Ve çağrımız: Kendilerini savunacak, hayatlarını koruyacak kimseleri olmayan canlıların haklarını korumak, birçok eksiği bulunan 5199 sayılı Hayvanları Koruma Kanunu’nun değişmesi, son günlerde sıkça yaşanan itlaflara ve zulümlere HAYIR demek amacıyla, yarın saat 12.00’de Sıhhiye-Abdi İpekçi Parkı’nda buluşuyoruz. Yüreğinde merhamet ve şefkat taşıyan, insan olmanın erdemine sahip tüm insanlar "Bu mücadelenin aydınlık yüzü, Sevgili Bekir Coşkun" önderliğinde tüm hayvanseverler, Sivil Toplum Örgütleri, Dernekler (toplam 170 dernek), Ankara’da buluşuyor.
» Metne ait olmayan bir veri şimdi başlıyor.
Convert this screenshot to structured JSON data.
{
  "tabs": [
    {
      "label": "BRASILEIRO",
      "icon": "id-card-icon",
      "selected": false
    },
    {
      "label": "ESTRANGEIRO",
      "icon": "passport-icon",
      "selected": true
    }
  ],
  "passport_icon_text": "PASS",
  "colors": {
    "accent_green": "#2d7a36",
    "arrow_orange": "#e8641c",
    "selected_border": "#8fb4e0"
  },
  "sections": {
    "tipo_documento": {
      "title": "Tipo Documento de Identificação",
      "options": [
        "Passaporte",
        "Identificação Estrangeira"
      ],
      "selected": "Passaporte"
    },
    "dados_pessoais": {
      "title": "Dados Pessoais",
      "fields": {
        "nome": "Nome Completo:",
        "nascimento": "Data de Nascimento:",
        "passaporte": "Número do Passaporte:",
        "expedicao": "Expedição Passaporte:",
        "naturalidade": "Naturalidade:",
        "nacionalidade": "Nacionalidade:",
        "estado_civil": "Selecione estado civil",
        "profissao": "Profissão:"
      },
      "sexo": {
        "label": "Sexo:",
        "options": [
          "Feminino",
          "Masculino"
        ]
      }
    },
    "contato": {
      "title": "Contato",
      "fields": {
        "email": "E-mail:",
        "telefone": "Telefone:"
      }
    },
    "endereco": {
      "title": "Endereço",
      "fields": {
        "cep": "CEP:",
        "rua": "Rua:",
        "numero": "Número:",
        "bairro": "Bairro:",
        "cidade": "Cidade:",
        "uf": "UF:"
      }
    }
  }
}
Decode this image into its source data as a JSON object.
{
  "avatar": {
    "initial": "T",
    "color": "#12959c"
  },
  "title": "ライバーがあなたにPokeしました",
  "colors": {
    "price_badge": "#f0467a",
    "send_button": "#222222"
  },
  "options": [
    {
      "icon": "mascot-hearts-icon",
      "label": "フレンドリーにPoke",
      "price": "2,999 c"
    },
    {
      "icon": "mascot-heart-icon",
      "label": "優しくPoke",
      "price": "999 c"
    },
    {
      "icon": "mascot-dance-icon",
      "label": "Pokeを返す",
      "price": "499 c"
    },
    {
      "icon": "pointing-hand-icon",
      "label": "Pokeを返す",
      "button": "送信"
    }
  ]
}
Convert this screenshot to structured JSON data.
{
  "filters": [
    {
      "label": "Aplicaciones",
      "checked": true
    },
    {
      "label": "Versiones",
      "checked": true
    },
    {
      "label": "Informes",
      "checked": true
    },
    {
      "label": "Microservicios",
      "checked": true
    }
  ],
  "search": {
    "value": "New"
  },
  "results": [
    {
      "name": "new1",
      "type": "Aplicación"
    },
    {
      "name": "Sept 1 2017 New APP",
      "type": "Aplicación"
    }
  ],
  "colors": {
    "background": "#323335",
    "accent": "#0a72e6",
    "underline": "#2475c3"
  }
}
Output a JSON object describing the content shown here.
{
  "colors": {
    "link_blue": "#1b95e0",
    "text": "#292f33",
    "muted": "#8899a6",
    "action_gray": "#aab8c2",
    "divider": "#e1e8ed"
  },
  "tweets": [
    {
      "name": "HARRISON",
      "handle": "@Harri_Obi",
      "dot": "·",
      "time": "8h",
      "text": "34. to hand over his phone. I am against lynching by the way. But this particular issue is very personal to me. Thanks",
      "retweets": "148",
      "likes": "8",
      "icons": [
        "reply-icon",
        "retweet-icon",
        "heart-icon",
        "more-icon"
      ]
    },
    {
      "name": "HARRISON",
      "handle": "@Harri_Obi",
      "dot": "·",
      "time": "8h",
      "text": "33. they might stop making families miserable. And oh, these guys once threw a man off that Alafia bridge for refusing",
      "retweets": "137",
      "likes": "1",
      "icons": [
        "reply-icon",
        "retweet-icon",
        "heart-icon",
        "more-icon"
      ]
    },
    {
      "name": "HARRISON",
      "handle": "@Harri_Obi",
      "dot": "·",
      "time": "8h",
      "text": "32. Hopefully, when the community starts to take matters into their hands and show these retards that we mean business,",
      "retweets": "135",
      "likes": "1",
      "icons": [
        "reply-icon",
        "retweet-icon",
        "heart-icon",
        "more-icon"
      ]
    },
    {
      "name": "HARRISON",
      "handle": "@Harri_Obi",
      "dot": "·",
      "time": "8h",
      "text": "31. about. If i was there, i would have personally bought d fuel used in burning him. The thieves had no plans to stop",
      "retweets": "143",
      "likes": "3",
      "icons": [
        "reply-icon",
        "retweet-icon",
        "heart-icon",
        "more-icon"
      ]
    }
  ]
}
Milletvekillerini, Çevre ve İçişleri Bakanlarını, parti başkanlarını, belediyeleri de orada görmek umudundayız.

Eyleme yabancı TV’lerden gazeteciler ve başta Yonca Evcimik olmak üzere birçok sanatçının da katılması bekleniyor.

İstanbul’dan, İzmir’den, Adana’dan otobüsler kaldırılıyor. İstanbul’dan katılmak isteyenler için üç ayrı yerden bu akşam otobüs kalkacak.

n Bakırköy Deniz Otobüsleri iskelesi yanı

n Dolmabahçe Saat Kulesi altı

n Kadıköy Haldun Taner Tiyatrosu önü

Katılacaklar en geç saat 23.00’te otobüslerde olmalılar.

İrtibat telefonları: (0312) 447 44 15 / (0312) 447 44 16 (Deniz Hanım)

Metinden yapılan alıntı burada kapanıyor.